Após saída, o meia Nenê reencontra São Januário pela primeira vez nesta quinta-feira e diz que tem muito respeito ao Vasco.

Nenê jogará pela primeira vez em São Januário como rival do Vasco desde a transferência do clube ao São Paulo, no começo do ano. O reencontro é nesta quinta-feira, às 20h, pela 36ª rodada do Brasileirão.

A história de três anos no Cruz-Maltino criou uma ligação entre Nenê e o clube da Colina, por meio do qual retornou ao Brasil após 12 anos no exterior. De torcedores e funcionários do Vasco chegam pedidos para o camisa 10 "aliviar" no reencontro, pois o adversário do Tricolor briga para não ser rebaixado. O Vasco tem 39 pontos, dois acima do América-MG, primeiro time dentro do Z-4.

A situação do Vasco entristece Nenê, mas seu objetivo é colocar o São Paulo no G-4 e garantir uma vaga direta na Libertadores de 2019. O meia promete não comemorar um eventual gol diante do ex-clube, mas quer a vitória do Tricolor.

Novamente titular do São Paulo sob o comando de André Jardine, Nenê continua triste por ter seu nome associado à saída de Diego Aguirre. O meia reconhece ter dado uma "brecha", ao sair rapidamente do Morumbi depois do empate por 2 a 2 com o Flamengo. Mas mostra gratidão ao ex-técnico e diz não ter culpa nenhuma pela demissão, o que é corroborado pelo executivo de futebol Raí.

Nesta entrevista exclusiva, Nenê também dá sua versão sobre o "biquinho" citado por Lugano, explica qual é o sentimento por perder o título do Brasileirão após liderar parte do campeonato e diz como é ser treinado por um técnico dois anos mais velho (Jardine tem 39 e Nenê 37).

GloboEsporte.com: O que está esperando nessa volta para São Januário com outra camisa?

Nenê: – É uma partida realmente especial. Um clube que tenho um carinho muito grande. Espero que eu seja bem recebido, mas com certeza eles vão estar focados no time deles, e eu no meu time, o São Paulo.

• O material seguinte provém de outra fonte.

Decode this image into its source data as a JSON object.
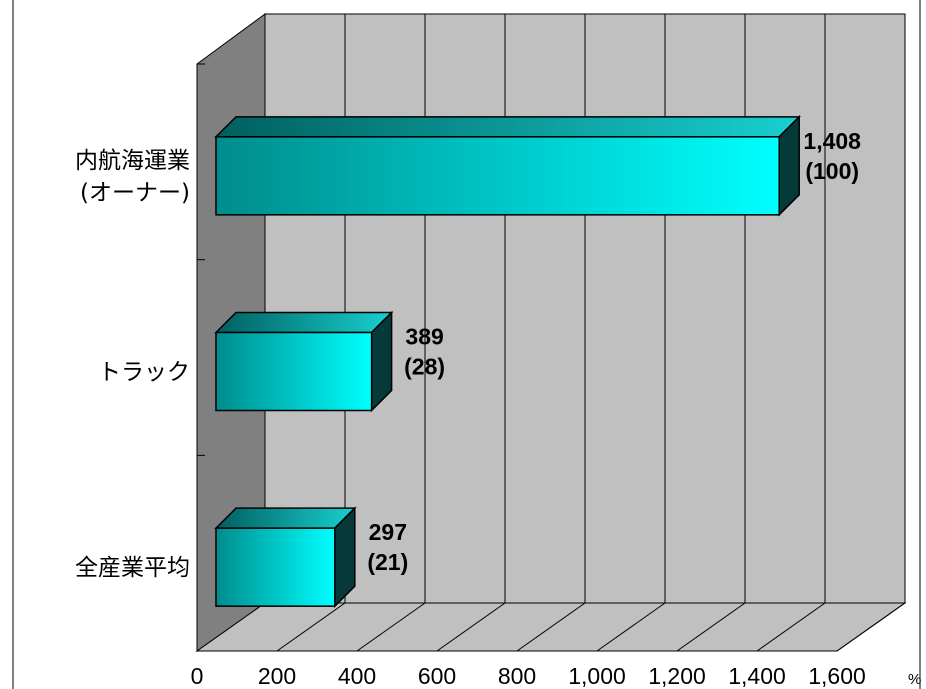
{
  "chart_data": {
    "type": "bar",
    "orientation": "horizontal",
    "three_d": true,
    "categories": [
      "内航海運業\n(オーナー)",
      "トラック",
      "全産業平均"
    ],
    "values": [
      1408,
      389,
      297
    ],
    "value_labels": [
      "1,408",
      "389",
      "297"
    ],
    "index_labels": [
      "(100)",
      "(28)",
      "(21)"
    ],
    "xlim": [
      0,
      1600
    ],
    "xticks": [
      "0",
      "200",
      "400",
      "600",
      "800",
      "1,000",
      "1,200",
      "1,400",
      "1,600"
    ],
    "unit_label": "%",
    "grid": true,
    "colors": {
      "bar_front_dark": "#008c8c",
      "bar_front_light": "#00ffff",
      "bar_top": "#0ba8a8",
      "bar_side": "#063a3a",
      "wall_back": "#c0c0c0",
      "wall_left": "#808080",
      "floor": "#c0c0c0"
    }
  }
}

Mas sempre com um respeito muito grande, até porque passei momentos muito bons lá e tenho recebido até hoje esse carinho da torcida do Vasco. É algo que realmente me deixa bem contente.

(nota da redação: Nenê jogou de 2015 até o começo de 2018 no Vasco, pelo qual fez 42 gols em 129 jogos)

Você recebe carinho e também uns pedidos para dar uma aliviada. É de gente do Vasco ou da torcida?

– As duas coisas (risos). Não jogador, né, mas relacionado ao clube. Mas é pela amizade que temos e construímos. Somos rivais apenas dentro do campo. É muito importante procurar manter o respeito. Tenho amizade com o pessoal de lá ainda. Sempre ouve essas coisas assim, ainda mais nesse momento que o Vasco está passando. Fico triste por isso. Mas realmente tenho de dar meu melhor pelo São Paulo. Vamos em busca de um grande resultado.

O que você responde? Fala: "Gente, estou sem fazer gol desde o jogo com o Paraná (no dia 22 de agosto). Preciso meter gol". Cada um com seus problemas (risos)...

– Isso que é fogo, né, cara, mas não tenho problema em relação a isso. Minha função é dar passe e assistência. Mas se acontecer realmente eu não vou comemorar. Já tinha falado sobre isso antes. Então sempre com respeito muito grande. Vai ser uma coisa bem estranha assim, pelo momento que eles estão vivendo. Mas com certeza vai ser com muito respeito.